13. Cloud computing is the way of the future. Many experts will tell you that most resources will eventually be located on the cloud. The ability for students to access data, files and programs from any location at any time via the cloud will be needed as the proliferation of technology in their daily learning continues.

14. The advent of the new, Web 2.0 internet has brought great potential educational tools (Facebook, Ning, Twitter, Moodle). Students can collaborate and share 24/7 and access assignments and fellow classmates at any time, any day.

15. What student doesn’t love to take their learning with them? With MP3s and iPods, students create easily-shared podcasts. Applications are easy to add; there are enormous collections of academic applications helpful to students in their daily learning.

16. YouTube provides the possibility of accessing millions of (often student-created) videos, an excellent resource. Tutorials alone on YoutTube will help students gain further understanding of concepts and lessons not fully grasped during class. The ability for students to showcase some of their learning to a worldwide audience provides an added incentive and a purpose, really, to produce higher-quality work. The opportunities are endless.

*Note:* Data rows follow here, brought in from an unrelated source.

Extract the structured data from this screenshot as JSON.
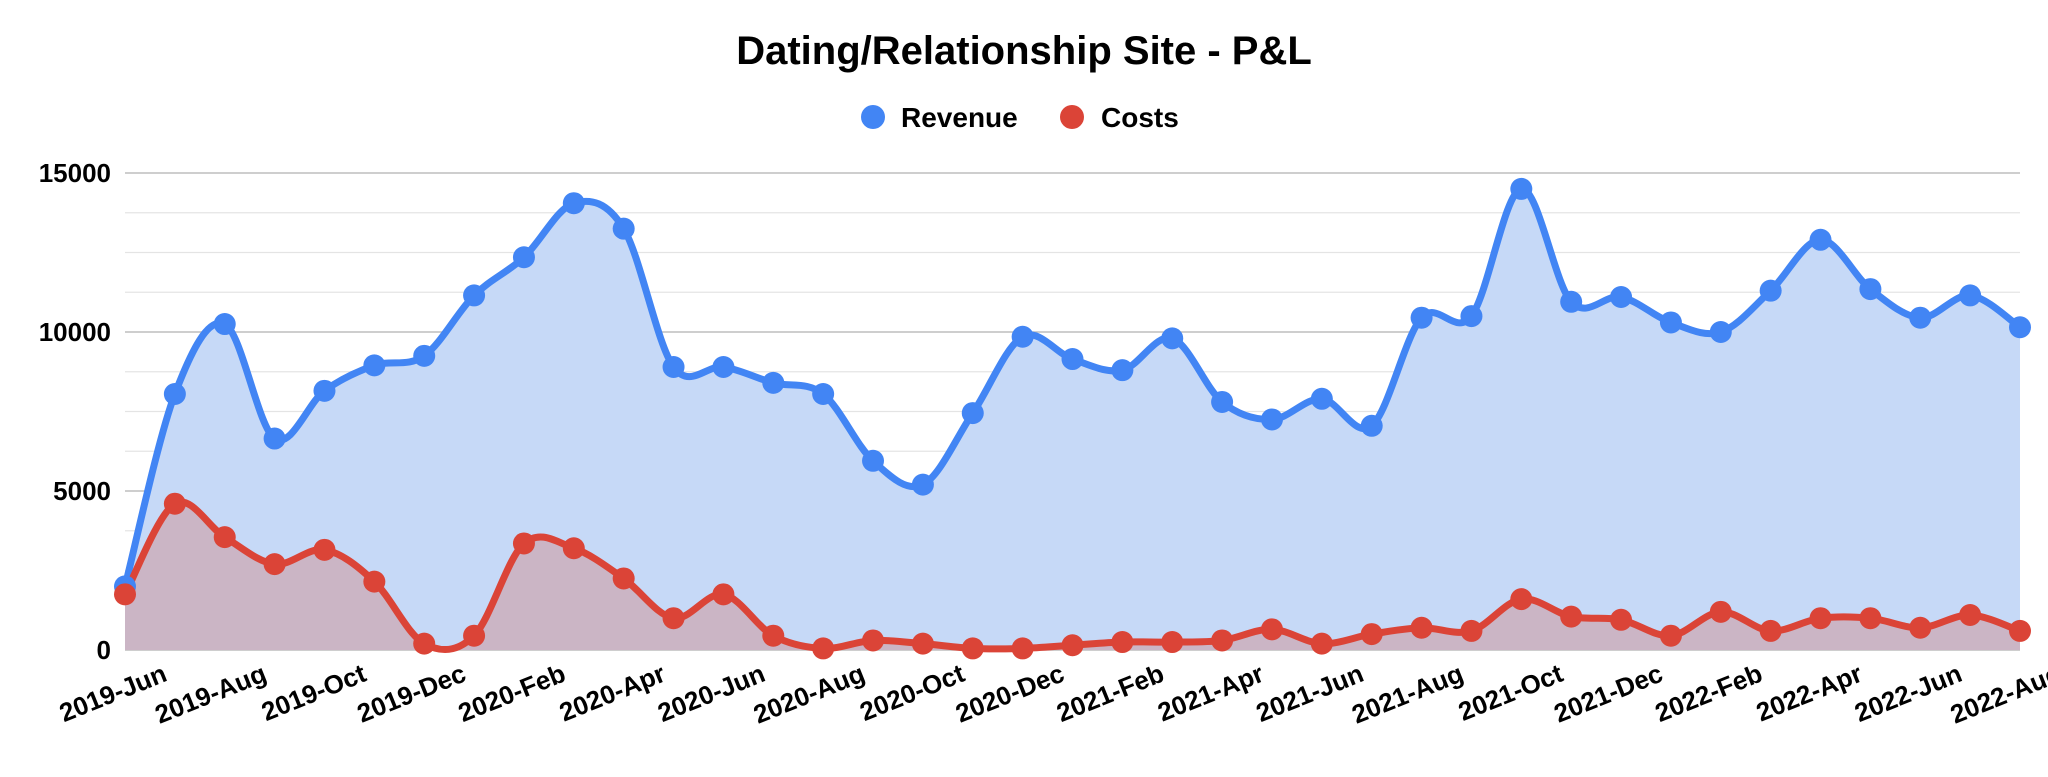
{
  "chart_data": {
    "type": "area",
    "title": "Dating/Relationship Site - P&L",
    "xlabel": "",
    "ylabel": "",
    "ylim": [
      0,
      15000
    ],
    "yticks": [
      0,
      5000,
      10000,
      15000
    ],
    "grid": true,
    "legend_position": "top",
    "x": [
      "2019-Jun",
      "2019-Jul",
      "2019-Aug",
      "2019-Sep",
      "2019-Oct",
      "2019-Nov",
      "2019-Dec",
      "2020-Jan",
      "2020-Feb",
      "2020-Mar",
      "2020-Apr",
      "2020-May",
      "2020-Jun",
      "2020-Jul",
      "2020-Aug",
      "2020-Sep",
      "2020-Oct",
      "2020-Nov",
      "2020-Dec",
      "2021-Jan",
      "2021-Feb",
      "2021-Mar",
      "2021-Apr",
      "2021-May",
      "2021-Jun",
      "2021-Jul",
      "2021-Aug",
      "2021-Sep",
      "2021-Oct",
      "2021-Nov",
      "2021-Dec",
      "2022-Jan",
      "2022-Feb",
      "2022-Mar",
      "2022-Apr",
      "2022-May",
      "2022-Jun",
      "2022-Jul",
      "2022-Aug"
    ],
    "xtick_labels": [
      "2019-Jun",
      "2019-Aug",
      "2019-Oct",
      "2019-Dec",
      "2020-Feb",
      "2020-Apr",
      "2020-Jun",
      "2020-Aug",
      "2020-Oct",
      "2020-Dec",
      "2021-Feb",
      "2021-Apr",
      "2021-Jun",
      "2021-Aug",
      "2021-Oct",
      "2021-Dec",
      "2022-Feb",
      "2022-Apr",
      "2022-Jun",
      "2022-Aug"
    ],
    "series": [
      {
        "name": "Revenue",
        "color": "#4285f4",
        "fill": "#c6d9f7",
        "values": [
          2000,
          8050,
          10250,
          6650,
          8150,
          8950,
          9250,
          11150,
          12350,
          14050,
          13250,
          8900,
          8900,
          8400,
          8050,
          5950,
          5200,
          7450,
          9850,
          9150,
          8800,
          9800,
          7800,
          7250,
          7900,
          7050,
          10450,
          10500,
          14500,
          10950,
          11100,
          10300,
          10000,
          11300,
          12900,
          11350,
          10450,
          11150,
          10150
        ]
      },
      {
        "name": "Costs",
        "color": "#db4437",
        "fill": "#cbaebc",
        "values": [
          1750,
          4600,
          3550,
          2700,
          3150,
          2150,
          200,
          450,
          3350,
          3200,
          2250,
          1000,
          1750,
          450,
          50,
          300,
          200,
          50,
          50,
          150,
          250,
          250,
          300,
          650,
          200,
          500,
          700,
          600,
          1600,
          1050,
          950,
          450,
          1200,
          600,
          1000,
          1000,
          700,
          1100,
          600
        ]
      }
    ]
  }
}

17. Boring, perhaps, but let’s hear it for databases that can and will transform education,  allowing mass amounts of information to be stored and quickly retrieved. Educators worldwide are now able to learn a great deal about their students thanks to key data at their fingertips, data allowing educators to mold learning to individual student needs.

18. Lastly, who can deny the possibilities XBOX 360’s new Kinect offers to education?  Physical education uses are obvious, but with a little programming, imagine the ability to dissect an animal with your hands without the necessity of having a real one there. With the user’s body as the controller, the user now becomes part of the program they are immersed in. Being part of the software they are currently using will only lend itself more engaged learning.

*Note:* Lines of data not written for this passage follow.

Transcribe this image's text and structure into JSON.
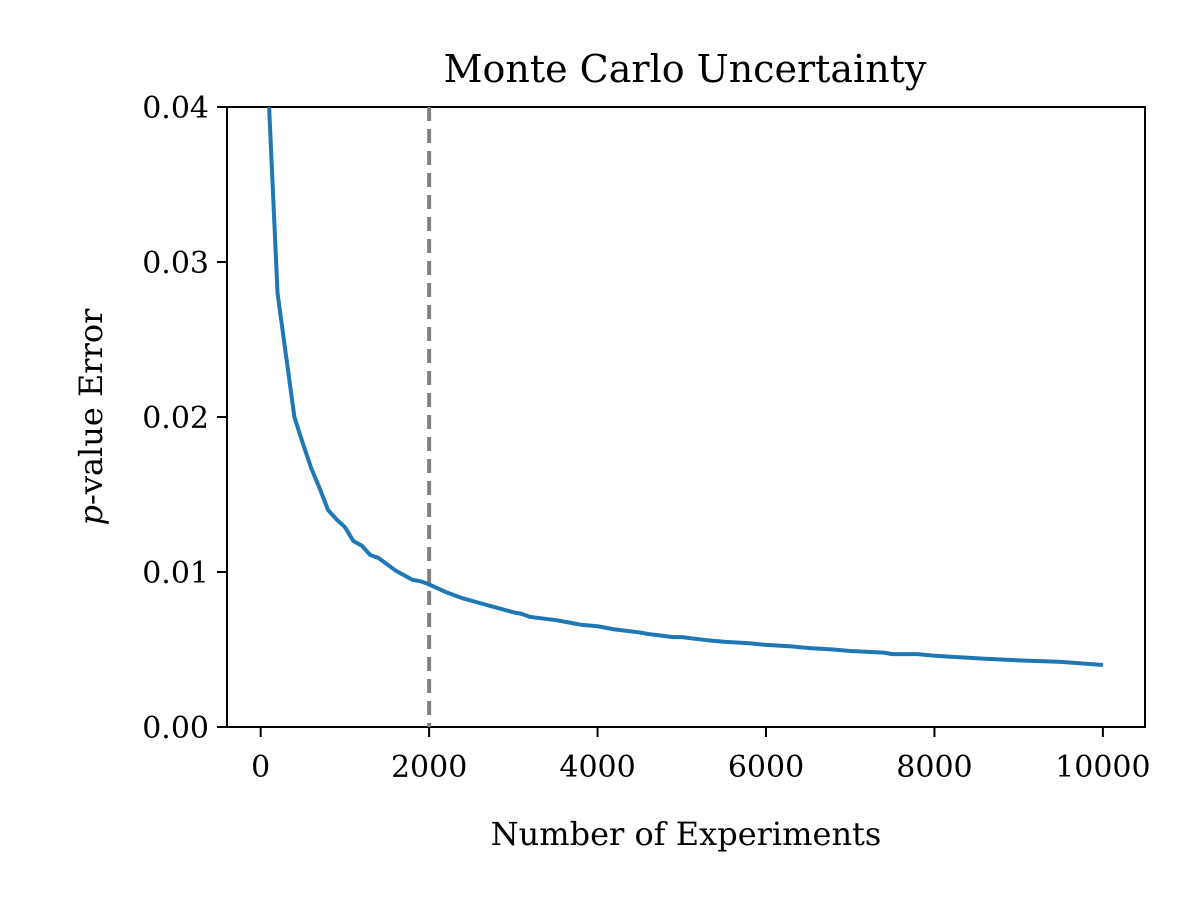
{
  "chart_data": {
    "type": "line",
    "title": "Monte Carlo Uncertainty",
    "xlabel": "Number of Experiments",
    "ylabel": {
      "italic": "p",
      "rest": "-value Error"
    },
    "xlim": [
      -400,
      10500
    ],
    "ylim": [
      0.0,
      0.04
    ],
    "xticks": [
      0,
      2000,
      4000,
      6000,
      8000,
      10000
    ],
    "xtick_labels": [
      "0",
      "2000",
      "4000",
      "6000",
      "8000",
      "10000"
    ],
    "yticks": [
      0.0,
      0.01,
      0.02,
      0.03,
      0.04
    ],
    "ytick_labels": [
      "0.00",
      "0.01",
      "0.02",
      "0.03",
      "0.04"
    ],
    "grid": false,
    "series": [
      {
        "color": "#1f77b4",
        "x": [
          100,
          200,
          300,
          400,
          500,
          600,
          700,
          800,
          900,
          1000,
          1100,
          1200,
          1300,
          1400,
          1500,
          1600,
          1700,
          1800,
          1900,
          2000,
          2200,
          2400,
          2600,
          2800,
          3000,
          3100,
          3200,
          3500,
          3700,
          3800,
          4000,
          4200,
          4500,
          4600,
          4900,
          5000,
          5300,
          5500,
          5800,
          6000,
          6300,
          6500,
          6800,
          7000,
          7400,
          7500,
          7800,
          8000,
          8300,
          8600,
          9000,
          9500,
          10000
        ],
        "y": [
          0.04,
          0.028,
          0.024,
          0.02,
          0.0183,
          0.0167,
          0.0154,
          0.014,
          0.0134,
          0.0129,
          0.012,
          0.0117,
          0.0111,
          0.0109,
          0.0105,
          0.0101,
          0.0098,
          0.0095,
          0.0094,
          0.0092,
          0.0087,
          0.0083,
          0.008,
          0.0077,
          0.0074,
          0.0073,
          0.0071,
          0.0069,
          0.0067,
          0.0066,
          0.0065,
          0.0063,
          0.0061,
          0.006,
          0.0058,
          0.0058,
          0.0056,
          0.0055,
          0.0054,
          0.0053,
          0.0052,
          0.0051,
          0.005,
          0.0049,
          0.0048,
          0.0047,
          0.0047,
          0.0046,
          0.0045,
          0.0044,
          0.0043,
          0.0042,
          0.004
        ]
      }
    ],
    "vline": {
      "x": 2000,
      "color": "#808080",
      "style": "dashed"
    }
  }
}
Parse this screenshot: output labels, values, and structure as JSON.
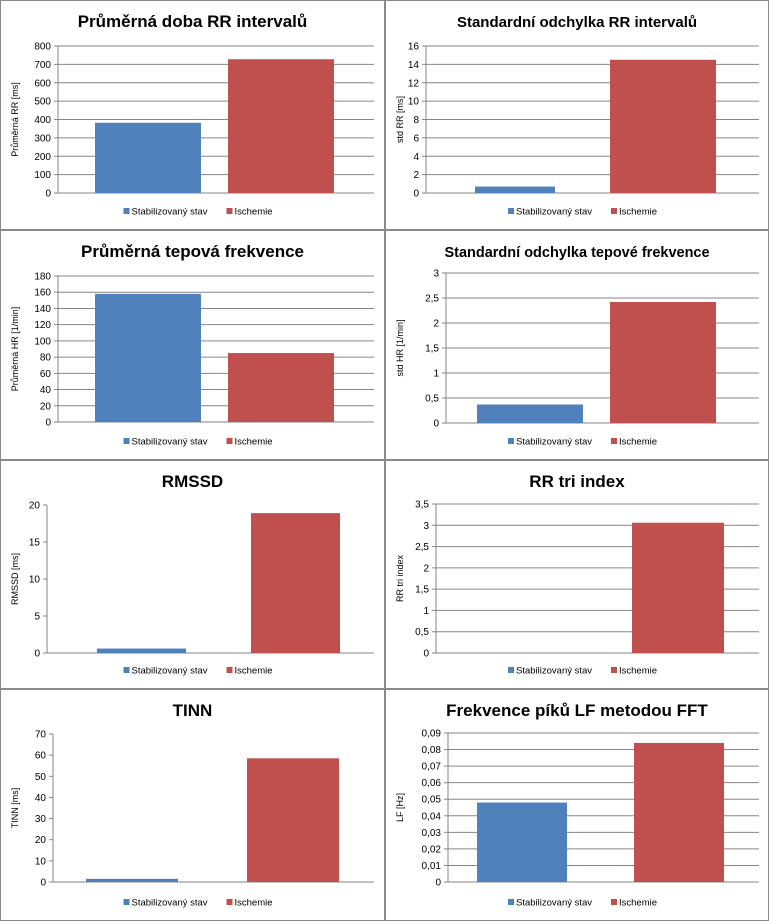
{
  "legend": {
    "series": [
      "Stabilizovaný stav",
      "Ischemie"
    ]
  },
  "colors": {
    "series": [
      "#4f81bd",
      "#c0504d"
    ]
  },
  "chart_data": [
    {
      "type": "bar",
      "title": "Průměrná doba RR intervalů",
      "ylabel": "Průměrná RR [ms]",
      "categories": [
        "Stabilizovaný stav",
        "Ischemie"
      ],
      "values": [
        382,
        728
      ],
      "ylim": [
        0,
        800
      ],
      "yticks": [
        "0",
        "100",
        "200",
        "300",
        "400",
        "500",
        "600",
        "700",
        "800"
      ],
      "grid": true,
      "legend": "bottom"
    },
    {
      "type": "bar",
      "title": "Standardní odchylka RR intervalů",
      "ylabel": "std RR [ms]",
      "categories": [
        "Stabilizovaný stav",
        "Ischemie"
      ],
      "values": [
        0.7,
        14.5
      ],
      "ylim": [
        0,
        16
      ],
      "yticks": [
        "0",
        "2",
        "4",
        "6",
        "8",
        "10",
        "12",
        "14",
        "16"
      ],
      "grid": true,
      "legend": "bottom"
    },
    {
      "type": "bar",
      "title": "Průměrná tepová frekvence",
      "ylabel": "Průměrná HR [1/min]",
      "categories": [
        "Stabilizovaný stav",
        "Ischemie"
      ],
      "values": [
        158,
        85
      ],
      "ylim": [
        0,
        180
      ],
      "yticks": [
        "0",
        "20",
        "40",
        "60",
        "80",
        "100",
        "120",
        "140",
        "160",
        "180"
      ],
      "grid": true,
      "legend": "bottom"
    },
    {
      "type": "bar",
      "title": "Standardní odchylka tepové frekvence",
      "ylabel": "std HR [1/min]",
      "categories": [
        "Stabilizovaný stav",
        "Ischemie"
      ],
      "values": [
        0.37,
        2.42
      ],
      "ylim": [
        0,
        3
      ],
      "yticks": [
        "0",
        "0,5",
        "1",
        "1,5",
        "2",
        "2,5",
        "3"
      ],
      "grid": true,
      "legend": "bottom"
    },
    {
      "type": "bar",
      "title": "RMSSD",
      "ylabel": "RMSSD [ms]",
      "categories": [
        "Stabilizovaný stav",
        "Ischemie"
      ],
      "values": [
        0.6,
        18.9
      ],
      "ylim": [
        0,
        20
      ],
      "yticks": [
        "0",
        "5",
        "10",
        "15",
        "20"
      ],
      "grid": false,
      "legend": "bottom"
    },
    {
      "type": "bar",
      "title": "RR tri index",
      "ylabel": "RR tri index",
      "categories": [
        "Stabilizovaný stav",
        "Ischemie"
      ],
      "values": [
        0,
        3.06
      ],
      "ylim": [
        0,
        3.5
      ],
      "yticks": [
        "0",
        "0,5",
        "1",
        "1,5",
        "2",
        "2,5",
        "3",
        "3,5"
      ],
      "grid": true,
      "legend": "bottom"
    },
    {
      "type": "bar",
      "title": "TINN",
      "ylabel": "TINN [ms]",
      "categories": [
        "Stabilizovaný stav",
        "Ischemie"
      ],
      "values": [
        1.5,
        58.5
      ],
      "ylim": [
        0,
        70
      ],
      "yticks": [
        "0",
        "10",
        "20",
        "30",
        "40",
        "50",
        "60",
        "70"
      ],
      "grid": false,
      "legend": "bottom"
    },
    {
      "type": "bar",
      "title": "Frekvence píků LF metodou FFT",
      "ylabel": "LF [Hz]",
      "categories": [
        "Stabilizovaný stav",
        "Ischemie"
      ],
      "values": [
        0.048,
        0.084
      ],
      "ylim": [
        0,
        0.09
      ],
      "yticks": [
        "0",
        "0,01",
        "0,02",
        "0,03",
        "0,04",
        "0,05",
        "0,06",
        "0,07",
        "0,08",
        "0,09"
      ],
      "grid": true,
      "legend": "bottom"
    }
  ]
}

As you can see, I could go on for days. The fact is, technology is transforming education, especially student learning, in profound and previously unimagined ways. Though I believe that these technologies should not drive our instruction, I do hope they will transform it to help make learning more engaging—while simultaneously broadening our scope of knowledge. What would you add to this list? Also, any other thoughts? Please share!

Greg Limperis is a Middle School Technology Facilitator in Lawrence, Mass., who founded the very popular Technology Integration in Education professional learning network, reaching thousands of educators worldwide. He has shared with others what he knows and they have joined him in sharing their insights as well. Join them in bringing about change using your 21st century skills.

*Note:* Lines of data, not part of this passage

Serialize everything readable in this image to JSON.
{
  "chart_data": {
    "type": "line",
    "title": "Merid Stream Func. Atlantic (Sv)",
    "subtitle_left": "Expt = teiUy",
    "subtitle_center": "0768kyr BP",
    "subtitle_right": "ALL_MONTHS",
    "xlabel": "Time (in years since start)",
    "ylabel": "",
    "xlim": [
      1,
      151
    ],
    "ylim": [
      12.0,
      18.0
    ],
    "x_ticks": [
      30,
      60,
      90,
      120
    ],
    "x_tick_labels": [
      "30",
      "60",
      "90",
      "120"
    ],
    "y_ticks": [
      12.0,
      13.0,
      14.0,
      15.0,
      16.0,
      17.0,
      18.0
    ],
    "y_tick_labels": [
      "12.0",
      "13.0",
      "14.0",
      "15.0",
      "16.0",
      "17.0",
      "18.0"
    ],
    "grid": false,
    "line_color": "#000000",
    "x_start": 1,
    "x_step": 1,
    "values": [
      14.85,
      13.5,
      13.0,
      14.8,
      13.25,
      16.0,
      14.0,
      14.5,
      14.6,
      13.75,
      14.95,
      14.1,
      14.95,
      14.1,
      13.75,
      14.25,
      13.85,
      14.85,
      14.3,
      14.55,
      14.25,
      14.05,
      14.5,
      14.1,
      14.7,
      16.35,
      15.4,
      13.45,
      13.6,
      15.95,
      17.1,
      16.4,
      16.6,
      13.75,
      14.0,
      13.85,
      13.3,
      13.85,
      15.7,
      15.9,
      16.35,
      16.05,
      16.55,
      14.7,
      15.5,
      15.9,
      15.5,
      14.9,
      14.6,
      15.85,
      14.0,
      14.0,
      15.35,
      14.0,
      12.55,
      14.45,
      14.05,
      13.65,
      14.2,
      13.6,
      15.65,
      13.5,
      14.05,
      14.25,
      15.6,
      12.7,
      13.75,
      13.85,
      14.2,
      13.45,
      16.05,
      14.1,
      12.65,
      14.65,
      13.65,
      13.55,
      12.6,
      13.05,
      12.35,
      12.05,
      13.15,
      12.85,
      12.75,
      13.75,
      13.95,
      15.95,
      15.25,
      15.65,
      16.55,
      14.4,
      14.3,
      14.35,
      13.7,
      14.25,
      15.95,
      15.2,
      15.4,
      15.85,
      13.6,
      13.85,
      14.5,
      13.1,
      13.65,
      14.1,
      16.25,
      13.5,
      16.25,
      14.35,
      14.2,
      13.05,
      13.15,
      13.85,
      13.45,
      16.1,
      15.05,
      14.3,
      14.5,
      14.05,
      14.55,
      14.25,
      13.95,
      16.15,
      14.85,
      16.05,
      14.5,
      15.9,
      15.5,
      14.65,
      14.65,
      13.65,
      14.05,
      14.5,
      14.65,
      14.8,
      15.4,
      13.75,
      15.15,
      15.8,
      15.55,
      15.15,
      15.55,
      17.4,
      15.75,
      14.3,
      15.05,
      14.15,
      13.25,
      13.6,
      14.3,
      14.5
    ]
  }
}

Visit: http://www.technologyintegrationineducation.com

  • Lindsey


    SmartEd Services’ TAP•it™ (mentioned in #6 above)
    enhances accessibility through design and Intended Touch technology.

    See video of how the new, interactive, adaptable workstation in action: http://www.teachsmart.org/tapit/index.html

  • Matt


    Great post! I just wish many school districts can become willing to start taking advantage of all these learning tools. Many items you listed are either prohibited or blocked by my district. Let’s hope schools can start seeing the benefits and get caught up with the rest of the world.

  • monica schnee


    Loved the post! A few thoughts: at the elementary level, so much is still defined and determined by the teacher, many educators are not quite knowledgeable or confident to embrace it.I agree with Matt, blocking is still an issue! All of the tools should not guide instruction but enhance and extend it. I see that you are referring to districts and technology but my concern is that too many parents still have no access to it. So, technology should ultimately be one place we should look at to close the achievement gap and the divide between those who have and those who don’t. But as it is, it still is one more tool to continue to empower those with access. We must figure out how to make it available and affordable to all. The powerful message I get from your post is one: accessibility and affordability are a must in order for all students to benefit.